The following compensation is NOT included when calculating an employee’s regular rate of pay:
- Wellness programs
- Discretionary bonuses
- Payment for unused paid leave
- Benefits plans
- Tuition programs
The proposed change will provide clarity and make it easier for employers to determine what ‘regular rate of pay’ actually is.
Be warned that this could cause potential issues in the state of California, where overtime is twice the hourly rate. Those with a low risk tolerance are advised to abide by state laws to avoid conflict.
The good news is that HR teams don’t have to do anything—yet. Welcome the clarity provided by the definition and remember that state and local laws might be different.
Over the past two years, we’ve seen a significant increase in charges filed with EEOC. Because of this, we’ve also seen an increase in new initiatives and programs to prevent sexual harassment in the workplace.
The good news is, we have seen progress at the state level, with many individual states pushing through legislation. Changes include everything from victims of sexual harassment being allowed to break nondisclosure agreements and other employment contracts without penalty to mandatory annual sexual harassment training for all employees—to name just a few. There is also a push to change what the standards for ‘harassment’ are. Currently, the behavior must be ‘severe and pervasive’ to qualify, which could soon be re-worded to include a broader spectrum of behaviors.

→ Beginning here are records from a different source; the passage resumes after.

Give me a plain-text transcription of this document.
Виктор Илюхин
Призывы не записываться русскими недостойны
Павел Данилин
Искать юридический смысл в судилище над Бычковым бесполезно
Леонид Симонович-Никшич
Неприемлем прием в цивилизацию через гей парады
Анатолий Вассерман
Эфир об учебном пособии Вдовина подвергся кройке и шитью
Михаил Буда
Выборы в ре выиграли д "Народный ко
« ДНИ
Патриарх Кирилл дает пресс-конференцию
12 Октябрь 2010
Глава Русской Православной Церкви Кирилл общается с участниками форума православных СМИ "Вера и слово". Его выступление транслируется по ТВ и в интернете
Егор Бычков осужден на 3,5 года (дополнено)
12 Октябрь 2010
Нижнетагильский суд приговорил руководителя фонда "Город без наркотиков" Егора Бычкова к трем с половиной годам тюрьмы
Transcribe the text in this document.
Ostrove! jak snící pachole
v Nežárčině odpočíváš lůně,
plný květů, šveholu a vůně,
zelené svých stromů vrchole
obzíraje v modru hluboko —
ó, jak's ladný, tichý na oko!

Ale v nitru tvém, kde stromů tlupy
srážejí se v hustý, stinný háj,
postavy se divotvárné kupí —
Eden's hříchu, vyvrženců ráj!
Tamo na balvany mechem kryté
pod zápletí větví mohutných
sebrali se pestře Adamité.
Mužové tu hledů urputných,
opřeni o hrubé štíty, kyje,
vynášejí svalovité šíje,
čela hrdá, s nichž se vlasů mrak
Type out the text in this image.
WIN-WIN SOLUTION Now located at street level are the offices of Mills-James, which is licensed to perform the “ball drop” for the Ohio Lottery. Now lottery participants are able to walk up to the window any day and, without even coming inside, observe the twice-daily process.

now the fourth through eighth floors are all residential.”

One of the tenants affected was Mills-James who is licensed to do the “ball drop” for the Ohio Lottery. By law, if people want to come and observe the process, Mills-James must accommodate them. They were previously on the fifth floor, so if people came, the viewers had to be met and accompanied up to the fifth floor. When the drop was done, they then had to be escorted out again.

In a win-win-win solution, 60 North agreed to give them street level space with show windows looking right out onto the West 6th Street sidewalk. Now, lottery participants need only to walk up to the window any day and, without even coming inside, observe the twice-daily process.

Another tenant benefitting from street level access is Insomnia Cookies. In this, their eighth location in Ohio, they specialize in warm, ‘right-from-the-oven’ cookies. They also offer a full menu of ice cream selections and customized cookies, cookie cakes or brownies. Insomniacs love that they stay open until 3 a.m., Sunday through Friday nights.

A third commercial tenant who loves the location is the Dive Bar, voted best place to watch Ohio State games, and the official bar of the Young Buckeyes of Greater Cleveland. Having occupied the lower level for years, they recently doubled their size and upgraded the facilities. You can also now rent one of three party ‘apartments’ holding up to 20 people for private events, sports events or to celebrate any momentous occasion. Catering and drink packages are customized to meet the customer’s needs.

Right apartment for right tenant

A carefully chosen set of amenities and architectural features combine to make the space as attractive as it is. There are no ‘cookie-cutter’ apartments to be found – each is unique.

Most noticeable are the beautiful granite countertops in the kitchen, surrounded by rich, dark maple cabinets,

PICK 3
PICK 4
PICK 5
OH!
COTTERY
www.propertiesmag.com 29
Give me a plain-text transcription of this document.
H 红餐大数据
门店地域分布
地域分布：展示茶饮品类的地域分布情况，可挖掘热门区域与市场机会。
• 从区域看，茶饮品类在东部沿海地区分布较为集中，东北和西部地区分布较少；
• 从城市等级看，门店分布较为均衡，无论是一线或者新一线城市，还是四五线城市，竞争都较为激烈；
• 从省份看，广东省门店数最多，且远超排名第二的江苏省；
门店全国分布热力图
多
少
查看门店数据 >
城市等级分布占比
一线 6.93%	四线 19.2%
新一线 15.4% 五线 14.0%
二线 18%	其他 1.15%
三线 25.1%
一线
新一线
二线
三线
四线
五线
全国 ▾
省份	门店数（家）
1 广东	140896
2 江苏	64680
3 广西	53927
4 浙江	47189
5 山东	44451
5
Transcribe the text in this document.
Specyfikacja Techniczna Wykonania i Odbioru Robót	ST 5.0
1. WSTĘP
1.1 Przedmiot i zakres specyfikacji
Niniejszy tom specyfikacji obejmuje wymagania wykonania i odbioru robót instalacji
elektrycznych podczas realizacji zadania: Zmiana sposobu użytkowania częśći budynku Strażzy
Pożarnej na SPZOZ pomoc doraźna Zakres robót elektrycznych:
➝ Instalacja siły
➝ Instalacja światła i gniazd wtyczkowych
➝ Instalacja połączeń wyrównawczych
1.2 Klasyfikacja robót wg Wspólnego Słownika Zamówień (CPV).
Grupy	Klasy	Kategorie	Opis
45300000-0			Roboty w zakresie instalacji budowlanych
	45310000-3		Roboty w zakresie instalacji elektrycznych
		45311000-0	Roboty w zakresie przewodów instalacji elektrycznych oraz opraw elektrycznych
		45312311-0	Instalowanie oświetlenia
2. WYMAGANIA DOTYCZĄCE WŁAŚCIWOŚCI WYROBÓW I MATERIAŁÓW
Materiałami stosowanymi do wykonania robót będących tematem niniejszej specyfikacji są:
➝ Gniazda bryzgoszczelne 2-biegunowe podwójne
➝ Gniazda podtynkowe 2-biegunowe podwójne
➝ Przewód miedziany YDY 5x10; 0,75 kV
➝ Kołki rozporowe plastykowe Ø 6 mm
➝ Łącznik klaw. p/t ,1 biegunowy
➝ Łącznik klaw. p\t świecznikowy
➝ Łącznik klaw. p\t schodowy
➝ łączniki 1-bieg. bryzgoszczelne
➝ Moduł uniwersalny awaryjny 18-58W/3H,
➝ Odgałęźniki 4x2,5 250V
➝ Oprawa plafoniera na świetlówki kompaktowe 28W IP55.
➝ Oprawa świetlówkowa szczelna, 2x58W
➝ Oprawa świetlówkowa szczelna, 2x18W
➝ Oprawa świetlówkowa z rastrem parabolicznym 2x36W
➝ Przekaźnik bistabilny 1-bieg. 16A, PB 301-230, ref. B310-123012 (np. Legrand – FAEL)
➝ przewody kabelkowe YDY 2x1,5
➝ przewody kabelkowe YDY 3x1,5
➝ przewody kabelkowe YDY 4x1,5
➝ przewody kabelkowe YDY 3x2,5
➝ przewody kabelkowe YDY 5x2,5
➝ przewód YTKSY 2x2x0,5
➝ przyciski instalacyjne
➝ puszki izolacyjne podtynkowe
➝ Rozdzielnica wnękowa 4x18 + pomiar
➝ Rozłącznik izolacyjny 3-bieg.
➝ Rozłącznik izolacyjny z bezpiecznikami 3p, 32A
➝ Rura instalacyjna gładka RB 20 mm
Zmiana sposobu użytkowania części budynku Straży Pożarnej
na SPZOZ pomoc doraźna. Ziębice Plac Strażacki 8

As an HR professional, you should make sure that internal policies and procedures are up to date with any recent changes. Be sure to base all of your training in respect and adopt policies to match your company culture. Also, be sure to clearly define ‘harassment’, include policies for bystanders and deal with the fear that often comes with discussing this serious issue. You don’t want to discourage interactions or engagement within the workplace, but rather embrace and encourage respectful, appropriate relationships and behaviors for employees across all hierarchies. Additionally, train your managers on how to connect with employees, welcome any and all concerns and provide multiple paths to report an incident (online form, HR hotline, HR meeting request, etc.).
Remember, harassment training doesn’t have to be a boring, ‘check-the-box’ activity. Design programs and training that are meaningful, engaging and fun.
Marijuana has been causing HR headaches ever since states started legalizing the drug for medicinal and recreational use. Unfortunately, this headache isn’t going away anytime soon.
Inconsistencies in state and local laws throw an interesting wrench into hiring processes and drug testing policies. There have been three recent cases where an employee had a legal prescription for marijuana and either didn’t get the job or were terminated. And, each case had a different outcome.
In Michigan, the court ruled that employers can discriminate against legal marijuana users, stating “The statute does not provide an independent right protecting the medical use of marijuana in all circumstances, nor does it create a protected class for users of medical marijuana.”
We expect more of these cases to come as states and employers flesh out the specifics of the laws and how to overcome limitations presented by existing drug tests. For example, marijuana can stay in the system for almost a month.
Assuming the trend continues, expect more states to jump on the marijuana bandwagon. Prepare adequately by considering your drug testing policies. Should you test for marijuana if it is legal in your state or city? Should the rules be different for different job types (ex: office job vs a job that requires the use of heavy machinery)? Should a positive test result in immediate termination, or should marijuana use be treated like alcohol use? These are all points to consider as changes take place.